Found Fraud in Your Foreign Securities? What to Do Now. Examining the Current Implications of Morrison v. National Australia
You are an institutional investor, and as part of your most basic investment strategy you regularly invest in foreign securities to help achieve a diversified investment portfolio.
April 4, 2013
You are an institutional investor, and as part of your most basic investment strategy you regularly invest in foreign securities to help achieve a diversified investment portfolio. Sometimes your American-based broker goes through the New York Stock Exchange, and sometimes your broker reaches out to foreign exchanges—the world is, after all, flat. But what if something went wrong with your foreign investment and you wanted to seek redress for what you found out to be an underlying fraud. Could you? If a foreign company perpetrates fraud through its American subsidiary, or if you simply acquired your security on a foreign exchange, the answer is probably no. In fact, in today’s world, because of the United States Supreme Court’s decision in the case Morrison v. National Australia Bank, you may not be able to simply file a lawsuit in federal court.

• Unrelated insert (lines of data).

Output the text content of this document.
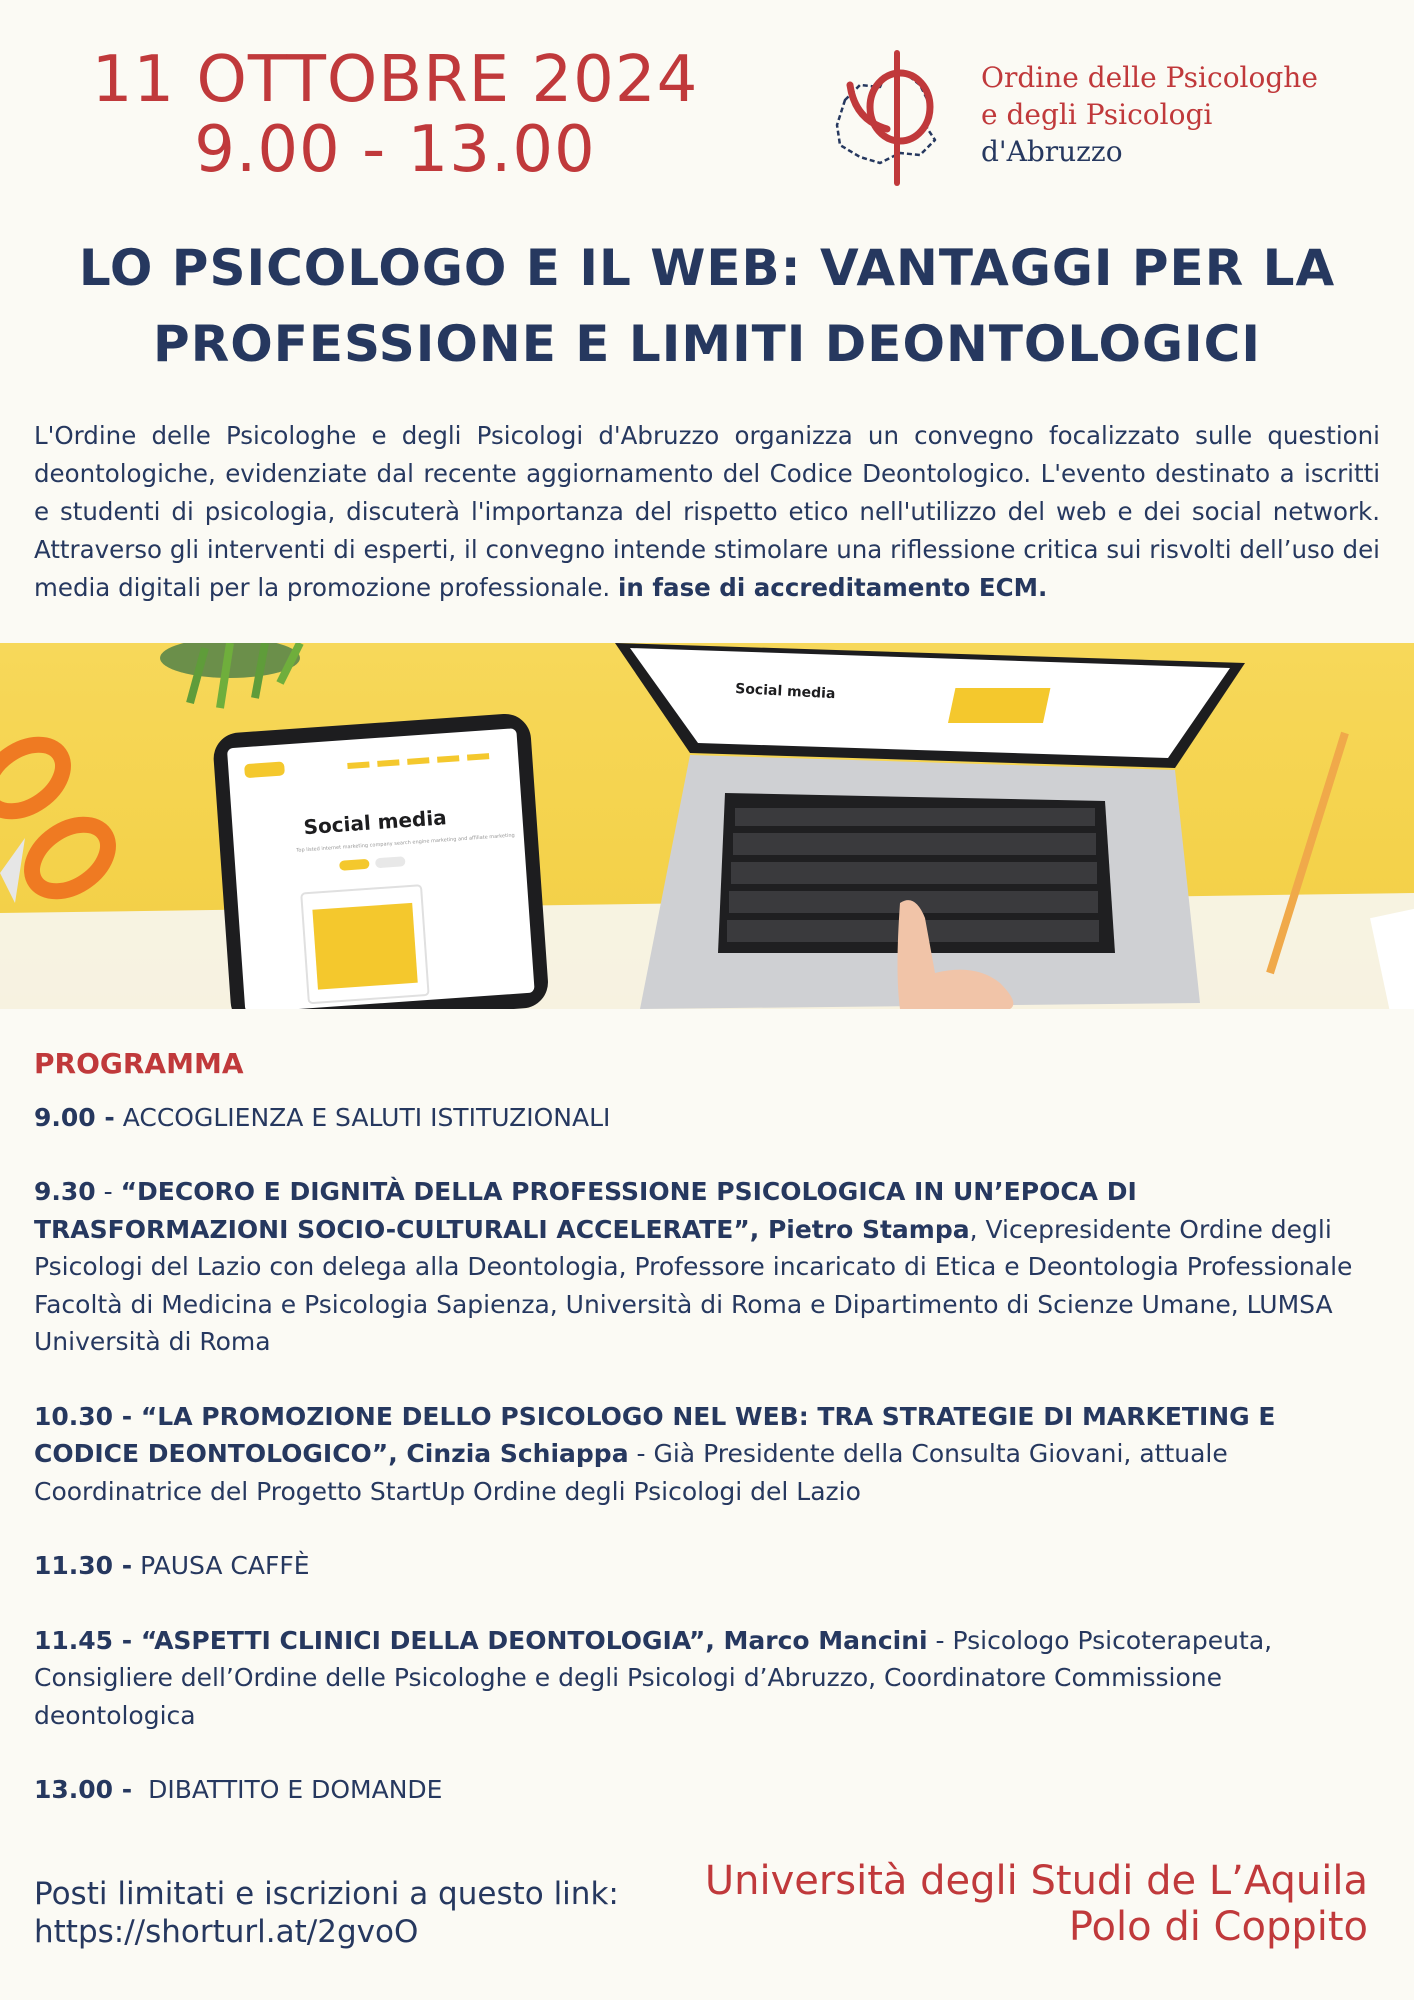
11 OTTOBRE 2024
9.00 - 13.00
Ordine delle Psicologhe
e degli Psicologi
d'Abruzzo
LO PSICOLOGO E IL WEB: VANTAGGI PER LA
PROFESSIONE E LIMITI DEONTOLOGICI
L'Ordine delle Psicologhe e degli Psicologi d'Abruzzo organizza un convegno focalizzato sulle questioni deontologiche, evidenziate dal recente aggiornamento del Codice Deontologico. L'evento destinato a iscritti e studenti di psicologia, discuterà l'importanza del rispetto etico nell'utilizzo del web e dei social network. Attraverso gli interventi di esperti, il convegno intende stimolare una riflessione critica sui risvolti dell’uso dei media digitali per la promozione professionale. in fase di accreditamento ECM.
Social media
Top listed internet marketing company search engine marketing and affiliate marketing
Social media
PROGRAMMA
9.00 - ACCOGLIENZA E SALUTI ISTITUZIONALI
9.30 - “DECORO E DIGNITÀ DELLA PROFESSIONE PSICOLOGICA IN UN’EPOCA DI TRASFORMAZIONI SOCIO-CULTURALI ACCELERATE”, Pietro Stampa, Vicepresidente Ordine degli Psicologi del Lazio con delega alla Deontologia, Professore incaricato di Etica e Deontologia Professionale Facoltà di Medicina e Psicologia Sapienza, Università di Roma e Dipartimento di Scienze Umane, LUMSA Università di Roma
10.30 - “LA PROMOZIONE DELLO PSICOLOGO NEL WEB: TRA STRATEGIE DI MARKETING E CODICE DEONTOLOGICO”, Cinzia Schiappa - Già Presidente della Consulta Giovani, attuale Coordinatrice del Progetto StartUp Ordine degli Psicologi del Lazio
11.30 - PAUSA CAFFÈ
11.45 - “ASPETTI CLINICI DELLA DEONTOLOGIA”, Marco Mancini - Psicologo Psicoterapeuta, Consigliere dell’Ordine delle Psicologhe e degli Psicologi d’Abruzzo, Coordinatore Commissione deontologica
13.00 -  DIBATTITO E DOMANDE
Posti limitati e iscrizioni a questo link:
https://shorturl.at/2gvoO
Università degli Studi de L’Aquila
Polo di Coppito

In Morrison, the Supreme Court essentially put an end to U.S.-based litigation of cases that involve securities bought and sold on foreign exchanges. Morrison’s implications are also much further reaching than just the so-called “foreign-cubed” class actions specifically underlying the decision. As new cases move through the system and policies and other global factors shift, courts and litigants continue to try to determine the boundaries of the Morrison decision. This means that any and all institutional investors who invest in foreign securities or purchase through foreign exchanges should be aware of the potential implications of the decision when entering foreign markets.
The Case and Reactions
In Morrison v. National Australia Bank, the Supreme Court decided that manipulative or deceptive conduct in connection with the purchase or sale of securities abroad is not protected by U.S. securities laws. The Court held that there was “no affirmative indication in the Exchange Act that §10(b) applies extraterritorially,” and therefore United States securities law applies only to “the purchase or sale of a security listed on an American stock exchange, and the purchase or sale of any other security in the United States.” Morrison v. National Australia Bank Ltd., 130 S. Ct. 2869, 2883, 2888 (2010).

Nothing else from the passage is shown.